The Maltese government is justifying to the rest of the world why it refused a request from around 300 migrants, including pregnant women, children and babies, shivering in the cold Mediterranean Sea and escaping from gunshots, torture and burnings, to provide them with some food.

The explanation? Malta is not legally obliged to provide food and according to the estimation of crew that went on the ship to airlift a mother who had just given birth and her stateless baby, the ship had two days’ worth of food on board.

That’s all right then. Since Malta’s harbour is closed to this boat and the 300 people on board — as are Italy’s — they are sailing towards the only Betlehem inn that will receive them: Algeciras in Spain. It will take them at least six days to get there.

If my math is right — what with all the booze this time of year — Malta’s crew has estimated food for 300 people will run out before Christmas and it’ll be almost next year before these people are on terra firma again.

But that’s ok. We’re not actually legally obliged to give food to hungry people. “A Maltese spokesman (quoted by the BBC) said the airlift had gone beyond Malta’s legal obligations, as the migrants were rescued on Friday in waters supervised by Libya.”

They could have waited for a rescue boat from Libya to bring them to safety and a warm meal. After all the United Nations just this Thursday said migrants travelling through Libya to Europe were subject to “unimaginable horrors” in the lawless country.

Most women and older teenage girls say they were raped by smugglers or traffickers, the report said.
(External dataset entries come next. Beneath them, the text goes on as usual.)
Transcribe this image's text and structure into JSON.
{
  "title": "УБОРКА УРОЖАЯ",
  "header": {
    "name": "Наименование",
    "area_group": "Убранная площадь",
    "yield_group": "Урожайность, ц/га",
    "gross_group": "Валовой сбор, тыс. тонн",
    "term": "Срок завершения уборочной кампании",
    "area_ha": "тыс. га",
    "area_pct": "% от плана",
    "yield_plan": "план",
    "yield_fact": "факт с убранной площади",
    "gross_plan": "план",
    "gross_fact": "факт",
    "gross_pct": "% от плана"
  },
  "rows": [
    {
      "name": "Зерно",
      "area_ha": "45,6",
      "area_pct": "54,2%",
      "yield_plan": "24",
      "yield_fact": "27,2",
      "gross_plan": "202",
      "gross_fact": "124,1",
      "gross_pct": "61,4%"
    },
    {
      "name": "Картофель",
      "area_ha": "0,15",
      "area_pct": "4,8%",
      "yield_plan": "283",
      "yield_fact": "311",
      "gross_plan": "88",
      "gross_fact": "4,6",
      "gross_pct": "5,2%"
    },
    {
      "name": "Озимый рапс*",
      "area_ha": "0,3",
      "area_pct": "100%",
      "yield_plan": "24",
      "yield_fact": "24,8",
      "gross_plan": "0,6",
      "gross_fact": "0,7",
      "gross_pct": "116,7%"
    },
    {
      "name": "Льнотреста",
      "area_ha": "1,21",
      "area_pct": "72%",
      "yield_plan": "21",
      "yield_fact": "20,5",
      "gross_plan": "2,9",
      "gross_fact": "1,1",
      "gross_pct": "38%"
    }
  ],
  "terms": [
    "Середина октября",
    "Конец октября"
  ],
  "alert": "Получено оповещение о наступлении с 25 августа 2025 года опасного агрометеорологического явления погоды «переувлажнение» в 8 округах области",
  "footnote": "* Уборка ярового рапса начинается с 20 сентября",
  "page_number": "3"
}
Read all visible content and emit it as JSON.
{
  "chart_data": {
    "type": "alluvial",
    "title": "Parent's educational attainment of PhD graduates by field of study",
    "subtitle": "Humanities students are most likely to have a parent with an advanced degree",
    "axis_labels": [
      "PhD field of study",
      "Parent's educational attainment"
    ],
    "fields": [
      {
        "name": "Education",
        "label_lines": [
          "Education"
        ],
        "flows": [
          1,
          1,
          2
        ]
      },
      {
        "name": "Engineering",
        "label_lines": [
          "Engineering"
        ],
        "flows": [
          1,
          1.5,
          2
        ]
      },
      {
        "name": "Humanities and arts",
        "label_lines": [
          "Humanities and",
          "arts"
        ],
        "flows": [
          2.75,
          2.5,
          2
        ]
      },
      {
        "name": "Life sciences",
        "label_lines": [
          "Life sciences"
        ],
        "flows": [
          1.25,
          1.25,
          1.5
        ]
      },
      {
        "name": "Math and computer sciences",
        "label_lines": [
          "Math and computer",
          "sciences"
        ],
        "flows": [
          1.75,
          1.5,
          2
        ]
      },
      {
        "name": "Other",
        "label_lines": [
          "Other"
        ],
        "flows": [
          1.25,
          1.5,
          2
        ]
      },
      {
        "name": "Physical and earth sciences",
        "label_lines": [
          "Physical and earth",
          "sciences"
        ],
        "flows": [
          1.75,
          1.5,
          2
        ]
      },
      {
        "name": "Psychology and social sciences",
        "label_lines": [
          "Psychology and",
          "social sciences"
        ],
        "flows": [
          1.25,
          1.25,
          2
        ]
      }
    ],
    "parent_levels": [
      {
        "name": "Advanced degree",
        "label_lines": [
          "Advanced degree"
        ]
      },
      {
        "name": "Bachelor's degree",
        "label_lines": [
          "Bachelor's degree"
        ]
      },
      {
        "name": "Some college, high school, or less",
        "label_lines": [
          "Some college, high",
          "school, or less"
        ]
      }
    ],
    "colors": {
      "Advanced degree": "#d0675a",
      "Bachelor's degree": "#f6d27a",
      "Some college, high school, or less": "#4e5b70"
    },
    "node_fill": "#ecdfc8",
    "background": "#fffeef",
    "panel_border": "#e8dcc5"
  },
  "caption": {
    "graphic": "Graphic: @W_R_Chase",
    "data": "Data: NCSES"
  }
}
“Across Libya, unidentified bodies of migrants and refugees bearing gunshot wounds, torture marks and burns are frequently uncovered in rubbish bins, dry river beds, farms and the desert,” it said.

The story lends itself to some obvious pontifications about the irony this is happening in Christmas week, that it is a poor representation of our understanding of Christianity, that the moral obligation of feeding the hungry, sheltering the hunted, and saving the drowning by far supersedes legal obligations.

But that’s not what this is about at all. It’s no less lacking in basic human decency if this was happening any given February Sunday when stories of unwanted refugees are not told on pulpits by plump altar boys who will be helping pass out the carved turkey in the morning.